Notwithstanding what is asserted by the missionaries, this
situation has undergone no change. The bamboo still reigns
in China, and the son of heaven bastinades, for the most
trivial fault, the Mandarin, who in his turn bastinades the
people. The Jesuits may tell us that this is the best
governed country in the world, and its inhabitants the
happiest of men: but a single letter from Amyot has
convinced me that China is a truly Turkish government, and
the account of Sonnerat confirms it. See Vol. II. of Voyage
aux Indes, in 4to.
** As long as the Chinese shall in writing make use of their
present characters, they can be expected to make no progress
in civilization. The necessary introductory step must be
the giving them an alphabet like our own, or of substituting
in the room of their language that of the Tartars. The
improvement made in the latter by M. de Lengles, is
calculated to introduce this change. See the Mantchou
alphabet, the production of a mind truly learned in the
formation of language.
In some parts of Europe, indeed, reason has begun to dawn, but even there, do nations partake of the knowledge of individuals? Are the talents and genius of governors turned to the benefit of the people?

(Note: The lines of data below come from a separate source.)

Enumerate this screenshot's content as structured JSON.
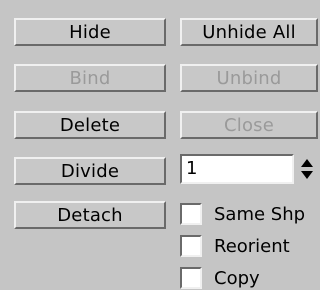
{
  "buttons": {
    "hide": "Hide",
    "unhide_all": "Unhide All",
    "bind": "Bind",
    "unbind": "Unbind",
    "delete": "Delete",
    "close": "Close",
    "divide": "Divide",
    "detach": "Detach"
  },
  "divide_spinner": {
    "value": "1"
  },
  "checkboxes": {
    "same_shp": {
      "label": "Same Shp",
      "checked": false
    },
    "reorient": {
      "label": "Reorient",
      "checked": false
    },
    "copy": {
      "label": "Copy",
      "checked": false
    }
  },
  "colors": {
    "panel_bg": "#c5c5c5",
    "disabled_text": "#9a9a9a"
  }
}
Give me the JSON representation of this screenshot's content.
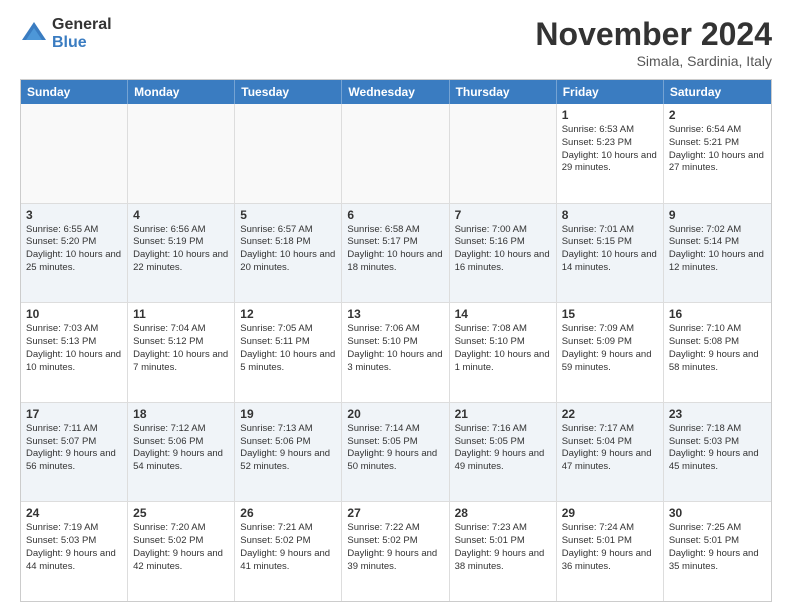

And those nations which call themselves polished, are they not the same that for the last three centuries have filled the earth with their injustice? Are they not those who, under the pretext of commerce, have desolated India, depopulated a new continent, and, at present, subject Africa to the most barbarous slavery? Can liberty be born from the bosom of despots? and shall justice be rendered by the hands of piracy and avarice? O Genius, I have seen the civilized countries; and the mockery of their wisdom has vanished before my sight. I saw wealth accumulated in the hands of a few, and the multitude poor and destitute. I have seen all rights, all powers concentered in certain classes, and the mass of the people passive and dependent. I have seen families of princes, but no families of the nation. I have seen government interests, but no public interests or spirit. I have seen that all the science of government was to oppress prudently; and the refined servitude of polished nations appeared to me only the more irremediable.